What’s more, the Children’s Hospital of Boston determined that children and adolescents with “mis-matched” bodies experience high rates of psychiatric complications, which may escalate without support or medical attention.

Ashton found his release in Tae Kwon Do. There is something liberating about the physicality, discipline and order of the sport, he said. Ashton has competed in sparring and forms competitions in the past and recently achieved black belt.

He also loves to write poetry and read – a gift, he says, bestowed upon him by Cathy. “I go through paper really fast,” he said.

To that point, Ashton has turned a corner of his bedroom into a virtual Writer’s Workshop. A Dell laptop sits atop the desk at the ready and his shelves are filled with books, mostly fictional tales.

Ashton is re-reading the Harry Potter series and recently picked up Graceling, the first in a three-book series that focuses on a human species characterized by their mismatched eyes and special, sometimes magical, skills.
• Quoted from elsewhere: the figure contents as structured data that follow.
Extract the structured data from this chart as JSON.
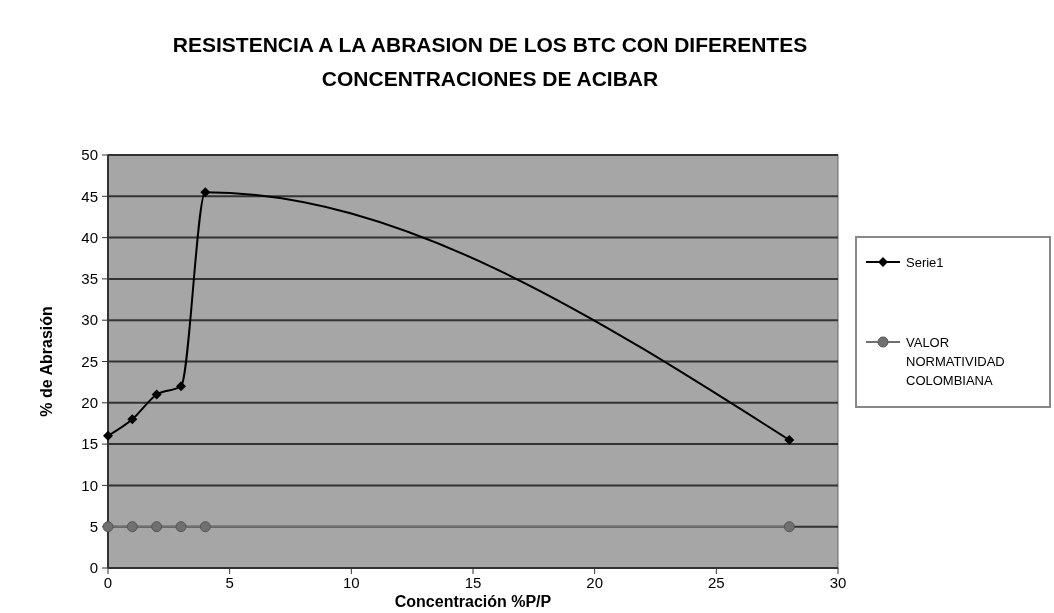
{
  "chart_data": {
    "type": "line",
    "title": "RESISTENCIA A LA ABRASION DE LOS BTC CON DIFERENTES CONCENTRACIONES DE ACIBAR",
    "xlabel": "Concentración %P/P",
    "ylabel": "% de Abrasión",
    "xlim": [
      0,
      30
    ],
    "xticks": [
      0,
      5,
      10,
      15,
      20,
      25,
      30
    ],
    "ylim": [
      0,
      50
    ],
    "yticks": [
      0,
      5,
      10,
      15,
      20,
      25,
      30,
      35,
      40,
      45,
      50
    ],
    "grid": "y",
    "legend": "right",
    "series": [
      {
        "name": "Serie1",
        "color": "#000000",
        "marker": "diamond",
        "x": [
          0,
          1,
          2,
          3,
          4,
          28
        ],
        "values": [
          16,
          18,
          21,
          22,
          45.5,
          15.5
        ]
      },
      {
        "name": "VALOR NORMATIVIDAD COLOMBIANA",
        "color": "#707070",
        "marker": "circle",
        "x": [
          0,
          1,
          2,
          3,
          4,
          28
        ],
        "values": [
          5,
          5,
          5,
          5,
          5,
          5
        ]
      }
    ]
  }
}
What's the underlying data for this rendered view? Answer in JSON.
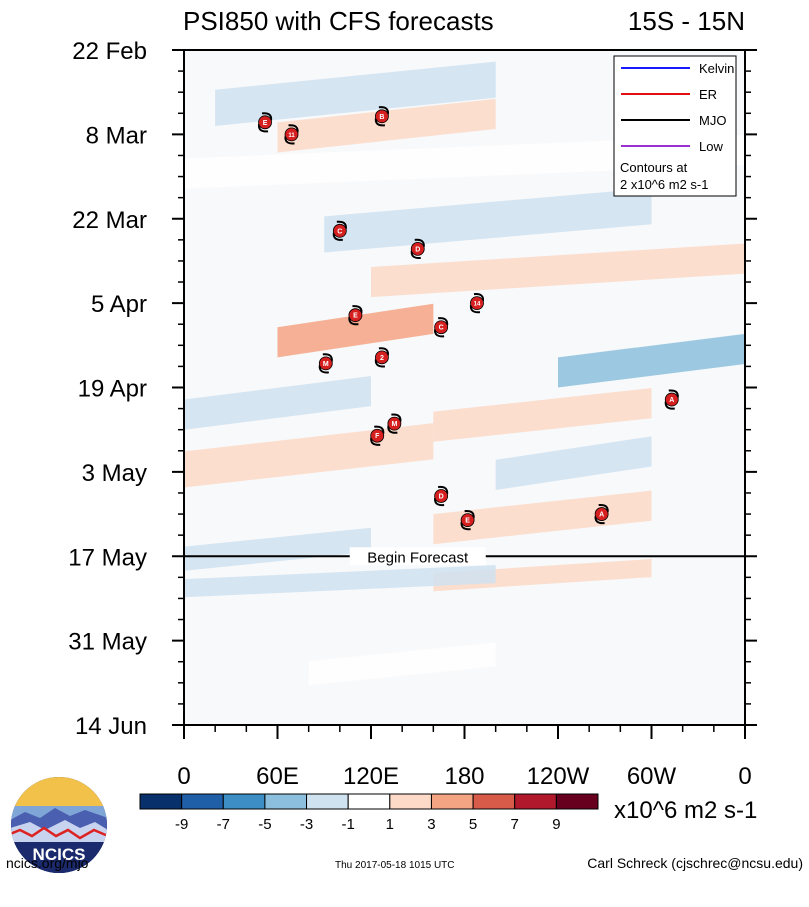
{
  "chart_data": {
    "type": "heatmap",
    "title": "PSI850 with CFS forecasts",
    "region": "15S - 15N",
    "y_tick_labels": [
      "22 Feb",
      "8 Mar",
      "22 Mar",
      "5 Apr",
      "19 Apr",
      "3 May",
      "17 May",
      "31 May",
      "14 Jun"
    ],
    "y_tick_days": [
      0,
      14,
      28,
      42,
      56,
      70,
      84,
      98,
      112
    ],
    "y_range_days": [
      0,
      112
    ],
    "x_tick_labels": [
      "0",
      "60E",
      "120E",
      "180",
      "120W",
      "60W",
      "0"
    ],
    "x_tick_lons": [
      0,
      60,
      120,
      180,
      240,
      300,
      360
    ],
    "x_range_lon": [
      0,
      360
    ],
    "forecast_start_day": 84,
    "forecast_label": "Begin Forecast",
    "legend": {
      "entries": [
        {
          "label": "Kelvin",
          "color": "#1a1aff"
        },
        {
          "label": "ER",
          "color": "#e01010"
        },
        {
          "label": "MJO",
          "color": "#000000"
        },
        {
          "label": "Low",
          "color": "#9a30d0"
        }
      ],
      "note_line1": "Contours at",
      "note_line2": "2 x10^6 m2 s-1"
    },
    "colorbar": {
      "tick_labels": [
        "-9",
        "-7",
        "-5",
        "-3",
        "-1",
        "1",
        "3",
        "5",
        "7",
        "9"
      ],
      "colors": [
        "#08306b",
        "#1f5fa8",
        "#3d8ec4",
        "#8cbfdd",
        "#cfe2f0",
        "#ffffff",
        "#fdd9c7",
        "#f4a383",
        "#d85a48",
        "#b2182b",
        "#67001f"
      ],
      "units": "x10^6 m2 s-1"
    },
    "anomaly_bands": [
      {
        "lon0": 20,
        "lon1": 200,
        "day0": 3,
        "day1": 9,
        "value": -2
      },
      {
        "lon0": 60,
        "lon1": 200,
        "day0": 9,
        "day1": 14,
        "value": 2
      },
      {
        "lon0": 0,
        "lon1": 360,
        "day0": 15,
        "day1": 20,
        "value": 1
      },
      {
        "lon0": 90,
        "lon1": 300,
        "day0": 24,
        "day1": 30,
        "value": -2
      },
      {
        "lon0": 120,
        "lon1": 360,
        "day0": 33,
        "day1": 38,
        "value": 2
      },
      {
        "lon0": 60,
        "lon1": 160,
        "day0": 43,
        "day1": 48,
        "value": 4
      },
      {
        "lon0": 240,
        "lon1": 360,
        "day0": 48,
        "day1": 53,
        "value": -4
      },
      {
        "lon0": 0,
        "lon1": 120,
        "day0": 55,
        "day1": 60,
        "value": -2
      },
      {
        "lon0": 160,
        "lon1": 300,
        "day0": 57,
        "day1": 62,
        "value": 2
      },
      {
        "lon0": 0,
        "lon1": 160,
        "day0": 63,
        "day1": 69,
        "value": 2
      },
      {
        "lon0": 200,
        "lon1": 300,
        "day0": 65,
        "day1": 70,
        "value": -2
      },
      {
        "lon0": 160,
        "lon1": 300,
        "day0": 74,
        "day1": 79,
        "value": 2
      },
      {
        "lon0": 0,
        "lon1": 120,
        "day0": 80,
        "day1": 84,
        "value": -2
      },
      {
        "lon0": 160,
        "lon1": 300,
        "day0": 85,
        "day1": 88,
        "value": 2
      },
      {
        "lon0": 0,
        "lon1": 200,
        "day0": 86,
        "day1": 89,
        "value": -1
      },
      {
        "lon0": 80,
        "lon1": 200,
        "day0": 99,
        "day1": 103,
        "value": 1
      }
    ],
    "storms": [
      {
        "label": "E",
        "lon": 52,
        "day": 12
      },
      {
        "label": "11",
        "lon": 69,
        "day": 14
      },
      {
        "label": "B",
        "lon": 127,
        "day": 11
      },
      {
        "label": "C",
        "lon": 100,
        "day": 30
      },
      {
        "label": "D",
        "lon": 150,
        "day": 33
      },
      {
        "label": "14",
        "lon": 188,
        "day": 42
      },
      {
        "label": "E",
        "lon": 110,
        "day": 44
      },
      {
        "label": "C",
        "lon": 165,
        "day": 46
      },
      {
        "label": "2",
        "lon": 127,
        "day": 51
      },
      {
        "label": "M",
        "lon": 91,
        "day": 52
      },
      {
        "label": "A",
        "lon": 313,
        "day": 58
      },
      {
        "label": "M",
        "lon": 135,
        "day": 62
      },
      {
        "label": "F",
        "lon": 124,
        "day": 64
      },
      {
        "label": "D",
        "lon": 165,
        "day": 74
      },
      {
        "label": "A",
        "lon": 268,
        "day": 77
      },
      {
        "label": "E",
        "lon": 182,
        "day": 78
      }
    ]
  },
  "footer": {
    "site": "ncics.org/mjo",
    "timestamp": "Thu 2017-05-18 1015 UTC",
    "author": "Carl Schreck (cjschrec@ncsu.edu)"
  },
  "logo_text": "NCICS"
}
Graceling’s protagonist, Katsa, is famous for the special skill of survival.

“My earliest memories are of my mom and dad reading to me at night,” he said. “It’s nice sometimes to escape into this other beautiful world.”

In many ways, Ashton has been blessed with that same resiliency.
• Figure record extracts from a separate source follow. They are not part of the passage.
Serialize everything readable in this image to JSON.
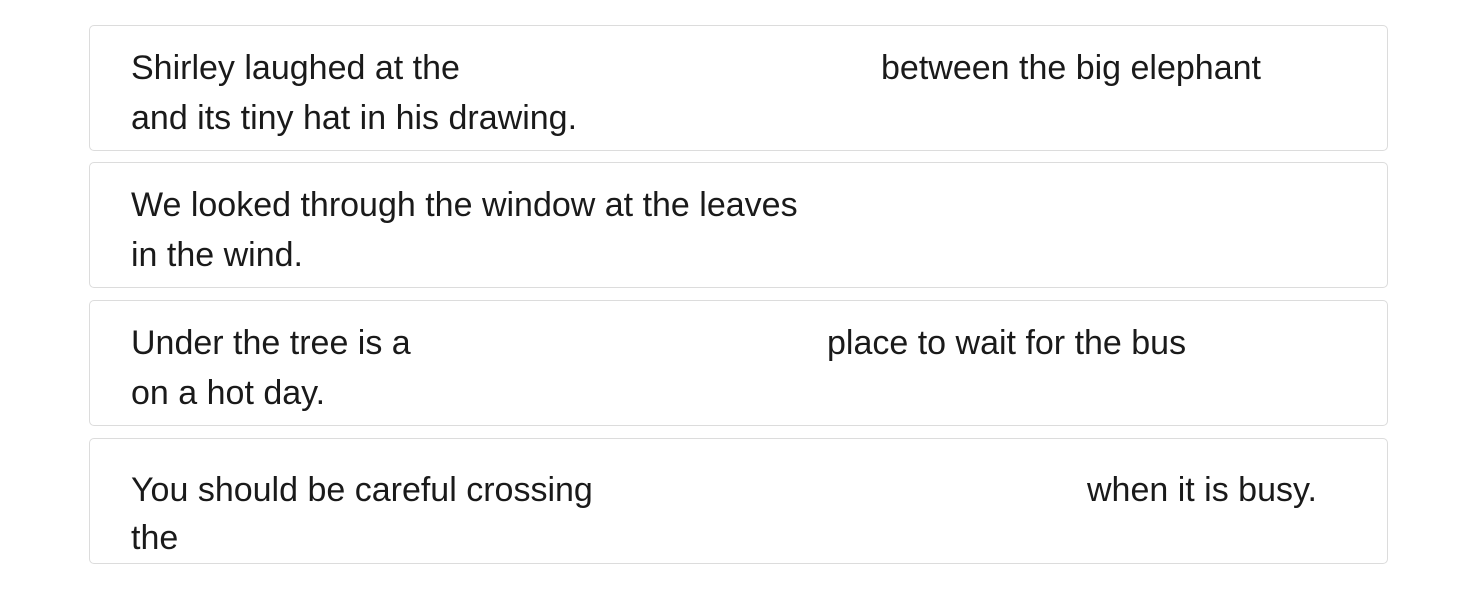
{
  "items": [
    {
      "before": "Shirley laughed at the",
      "after": "between the big elephant",
      "line2": "and its tiny hat in his drawing."
    },
    {
      "before": "We looked through the window at the leaves",
      "after": "",
      "line2": "in the wind."
    },
    {
      "before": "Under the tree is a",
      "after": "place to wait for the bus",
      "line2": "on a hot day."
    },
    {
      "before": "You should be careful crossing",
      "after": "when it is busy.",
      "line2": "the"
    }
  ]
}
He’s managed to survive and thrive in a world that is often openly homo- and transphobic.

Earlier this month, opponents of AB1266 – a coalition of conservative groups called Privacy for all Students – secured enough signatures to enact an initiative that would repeal the law. If the 620,000 signatures are confirmed, the initiative would appear on the November 2014 ballot.
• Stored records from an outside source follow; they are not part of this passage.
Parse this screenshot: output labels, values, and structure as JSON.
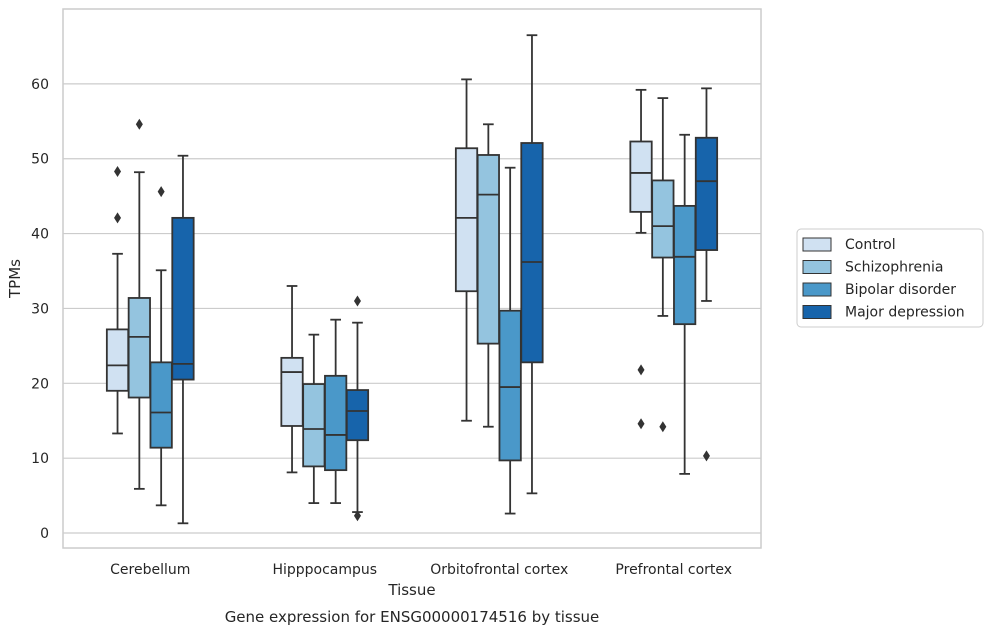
{
  "chart_data": {
    "type": "box",
    "title": "",
    "caption": "Gene expression for ENSG00000174516 by tissue",
    "xlabel": "Tissue",
    "ylabel": "TPMs",
    "ylim": [
      -2,
      70
    ],
    "yticks": [
      0,
      10,
      20,
      30,
      40,
      50,
      60
    ],
    "grid": "horizontal",
    "legend_position": "right",
    "categories": [
      "Cerebellum",
      "Hipppocampus",
      "Orbitofrontal cortex",
      "Prefrontal cortex"
    ],
    "series": [
      {
        "name": "Control",
        "color": "#d0e1f2",
        "boxes": [
          {
            "whislo": 13.3,
            "q1": 19.0,
            "med": 22.4,
            "q3": 27.2,
            "whishi": 37.3,
            "fliers": [
              42.1,
              48.3
            ]
          },
          {
            "whislo": 8.1,
            "q1": 14.3,
            "med": 21.5,
            "q3": 23.4,
            "whishi": 33.0,
            "fliers": []
          },
          {
            "whislo": 15.0,
            "q1": 32.3,
            "med": 42.1,
            "q3": 51.4,
            "whishi": 60.6,
            "fliers": []
          },
          {
            "whislo": 40.1,
            "q1": 42.9,
            "med": 48.1,
            "q3": 52.3,
            "whishi": 59.2,
            "fliers": [
              14.6,
              21.8
            ]
          }
        ]
      },
      {
        "name": "Schizophrenia",
        "color": "#94c4df",
        "boxes": [
          {
            "whislo": 5.9,
            "q1": 18.1,
            "med": 26.2,
            "q3": 31.4,
            "whishi": 48.2,
            "fliers": [
              54.6
            ]
          },
          {
            "whislo": 4.0,
            "q1": 8.9,
            "med": 13.9,
            "q3": 19.9,
            "whishi": 26.5,
            "fliers": []
          },
          {
            "whislo": 14.2,
            "q1": 25.3,
            "med": 45.2,
            "q3": 50.5,
            "whishi": 54.6,
            "fliers": []
          },
          {
            "whislo": 29.0,
            "q1": 36.8,
            "med": 41.0,
            "q3": 47.1,
            "whishi": 58.1,
            "fliers": [
              14.2
            ]
          }
        ]
      },
      {
        "name": "Bipolar disorder",
        "color": "#4a98c9",
        "boxes": [
          {
            "whislo": 3.7,
            "q1": 11.4,
            "med": 16.1,
            "q3": 22.8,
            "whishi": 35.1,
            "fliers": [
              45.6
            ]
          },
          {
            "whislo": 4.0,
            "q1": 8.4,
            "med": 13.1,
            "q3": 21.0,
            "whishi": 28.5,
            "fliers": []
          },
          {
            "whislo": 2.6,
            "q1": 9.7,
            "med": 19.5,
            "q3": 29.7,
            "whishi": 48.8,
            "fliers": []
          },
          {
            "whislo": 7.9,
            "q1": 27.9,
            "med": 36.9,
            "q3": 43.7,
            "whishi": 53.2,
            "fliers": []
          }
        ]
      },
      {
        "name": "Major depression",
        "color": "#1764ab",
        "boxes": [
          {
            "whislo": 1.3,
            "q1": 20.5,
            "med": 22.6,
            "q3": 42.1,
            "whishi": 50.4,
            "fliers": []
          },
          {
            "whislo": 2.8,
            "q1": 12.4,
            "med": 16.3,
            "q3": 19.1,
            "whishi": 28.1,
            "fliers": [
              2.3,
              31.0
            ]
          },
          {
            "whislo": 5.3,
            "q1": 22.8,
            "med": 36.2,
            "q3": 52.1,
            "whishi": 66.5,
            "fliers": []
          },
          {
            "whislo": 31.0,
            "q1": 37.8,
            "med": 47.0,
            "q3": 52.8,
            "whishi": 59.4,
            "fliers": [
              10.3
            ]
          }
        ]
      }
    ]
  },
  "colors": {
    "grid": "#cccccc",
    "frame": "#cccccc",
    "line": "#333333"
  }
}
The Lees have filed a complaint with the California Attorney General’s Office against one of the law’s chief opponents, the Capitol Resource Institute.

“Some people are just advocates. They see something wrong, they see bullying or a sense of unfairness or inequality, and they say ‘No’ or ‘Don’t,’ “ Cathy said. “I’m one of those people. I would never tolerate anything less than my son being treated with respect. If they don’t, they’ll have to face me.”

According to Equality California, an LBGT advocacy group, the Lees claim the Capitol Resource Institute is operating illegally, touting a tax exemption to solicit funding and support when, in fact, its tax-exempt status was revoked by the Internal Revenue Service months ago.

“I’m kind of worried. My school has enacted (the bill) early. I’m worried that I’ll have to go back to pretending I’m somebody that I’m not,” Ashton said. “If it does get repealed, it will affect me everyday ... literally, every day I’m at school.”

Focusing on future

Instead, Ashton focuses on that which he can control.

His future.

His education.

His hobbies.

His voice.

Ashton is president of Manteca High’s Gay-Straight Alliance (GSA) club and a member of the greater GSA Network of California, a statewide youth advocacy group. He’ll help plan the  organization’s academy in April and attend its Activist Camp next summer.

The GSA Network of California helped vault Ashton into the political arena, providing him with a platform and the confidence to be open and honest.

“I had just come out and I was struggling at school, struggling with what that meant and how I wanted to present myself,” he said. “When I went to GAYLA, I was given information on how to be myself at school and feel comfortable.”

Empowered, Ashton has explored all interests. He tinkered with the idea of playing football for the Valley Oak League champion Buffaloes, but chose JROTC instead.

The first-year member took part in Friday’s football festivities. Ashton stood at attention with his fellow cadets, saluting the American flag before the start of Manteca’s first-round playoff game.

He says he may pursue a career in family therapy, like his mother, or follow in his father’s footsteps by joining the Army. Either way, a college diploma and service are part of his big-picture plans.

“He’s not a throwaway person,” Cathy said, leaning forward on the purple couch. “He has a lot of contributions to make to this family and to this world.”

A mother’s love. A father’s kiss. A future so bright.

Yes, the Lees might have their worries and concerns, but ever since Ashton entered the family dynamic a year ago, life has been perfect.